Uno de los momentos más importantes del viaje de Francisco será la oración interreligiosa del viernes en un monumento dedicado a los marineros muertos en el mar, en este caso a los 28.000 migrantes que, según la Organización Internacional de las Migraciones, se habrían ahogado en el Mediterráneo desde 2014 tratando de llegar a Europa.
El encuentro reunirá a líderes de las distintas confesiones presentes en Marsella -musulmanes, judíos, cristianos armenios y ortodoxos, y católicos romanos- y contará con testimonios de migrantes, de grupos de rescate y del papa. La lista de oradores sugiere que se hará un llamado unánime a una cultura de tolerancia hacia los migrantes y a lamentar que el Mediterráneo se haya convertido, en palabras de Francisco, en “el mayor cementerio del mundo”.
La cuestión es si alguien en el poder escuchará. El Presidente de Francia, Emmanuel Macron, cuyo gobierno ha virado hacia la derecha en cuestiones migratorias y de seguridad, se unirá a Francisco el sábado y está previsto que asista a su misa multitudinaria en el Velódromo. El mandatario centrista ha adoptado una postura firme en inmigración tras las críticas de los conservadores y de la extrema derecha, y presiona para reforzar las fronteras exteriores de la UE, además de pedir más eficacia a la hora de deportar a quienes se les deniega la entrada al bloque.
Como resultado, el clima político actual de Francia y su tradición de “laicidad” o secularismo sugieren que ni Macron ni otros líderes europeos necesariamente atenderán el llamado de Francisco.
“Creo que, dada nuestra complicada relación con la iglesia y la religión, para ser honesta, no esperamos que esto tenga tanto impacto”, dijo Le Coz.
Jeffery Crisp, investigador del Centro de Estudios sobre Refugiados de la Universidad de Oxford, dijo que Francisco tiene una autoridad moral y la ha estado ejerciendo para hablar sobre el tema de la migración, pidiendo especialmente a los gobiernos que respeten los principios internacionales de derechos humanos.
“¿Eso se traduce en algún tipo de presión política? Simplemente no lo sé”, se preguntó Crisp en una entrevista telefónica. “Pero creo que probablemente se podría argumentar que las cosas sólo podrían haber sido peores sin sus intervenciones”.
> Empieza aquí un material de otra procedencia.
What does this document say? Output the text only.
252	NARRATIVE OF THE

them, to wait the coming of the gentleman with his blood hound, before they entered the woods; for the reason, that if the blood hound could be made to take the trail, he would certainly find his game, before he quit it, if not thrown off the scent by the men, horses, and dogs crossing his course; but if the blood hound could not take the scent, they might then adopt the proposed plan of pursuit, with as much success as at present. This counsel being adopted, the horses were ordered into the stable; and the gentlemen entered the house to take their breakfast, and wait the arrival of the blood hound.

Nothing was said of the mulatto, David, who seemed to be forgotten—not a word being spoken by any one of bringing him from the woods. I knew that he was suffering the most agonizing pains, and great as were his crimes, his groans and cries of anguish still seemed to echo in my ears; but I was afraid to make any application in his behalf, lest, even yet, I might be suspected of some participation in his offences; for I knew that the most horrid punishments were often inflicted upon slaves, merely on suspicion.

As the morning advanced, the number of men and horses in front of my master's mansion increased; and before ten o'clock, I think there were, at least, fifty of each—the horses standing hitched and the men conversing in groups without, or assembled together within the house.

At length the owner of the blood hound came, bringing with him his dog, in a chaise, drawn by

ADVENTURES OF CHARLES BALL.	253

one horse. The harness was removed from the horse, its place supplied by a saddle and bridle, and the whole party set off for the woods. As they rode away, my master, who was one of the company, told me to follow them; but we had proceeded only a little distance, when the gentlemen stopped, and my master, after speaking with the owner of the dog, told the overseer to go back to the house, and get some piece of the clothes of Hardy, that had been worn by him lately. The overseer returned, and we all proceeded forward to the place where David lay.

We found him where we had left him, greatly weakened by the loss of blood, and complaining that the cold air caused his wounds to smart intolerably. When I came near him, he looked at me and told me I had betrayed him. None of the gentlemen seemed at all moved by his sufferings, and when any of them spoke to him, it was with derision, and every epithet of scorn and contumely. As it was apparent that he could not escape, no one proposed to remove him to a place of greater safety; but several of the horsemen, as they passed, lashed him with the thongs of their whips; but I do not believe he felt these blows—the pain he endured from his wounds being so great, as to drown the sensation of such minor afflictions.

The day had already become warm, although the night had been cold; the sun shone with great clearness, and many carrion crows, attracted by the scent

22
Los jóvenes que llegaron a Italia en medio de la reciente ola de inmigrantes esperan que alguien los escuche. Hace poco, un grupo de Sudán del Sur hizo escala en Roma en su camino desde Lampedusa a la frontera francesa. Un hombre particularmente alto dijo que quería ir a Francia a jugar baloncesto, otro dijo que quería ir a Gran Bretaña para ser médico. Sus únicas pertenencias eran la ropa que llevaban puesta; los voluntarios les dieron zapatos.
Después de pasar algunas noches durmiendo en el suelo debajo de un ruidoso paso elevado cerca de la principal estación de buses de Roma, una asociación sin fines de lucro les compró boletos de bus baratos hacia el norte. Esa tarde, 16 chicos partieron en un bus con destino a Marsella.
Planeaban bajarse antes de la frontera francesa, donde los controles policiales han aumentado en medio de la nueva afluencia de inmigrantes a Italia, e intentar cruzar a pie. Uno de ellos, un joven de 16 años llamado Dot, llevaba zapatillas Converse amarillas nuevas proporcionadas por voluntarios.
“Caminamos desde Sudán del Sur”, dijo Dot antes de subir al bus. “Podemos caminar hasta Francia”.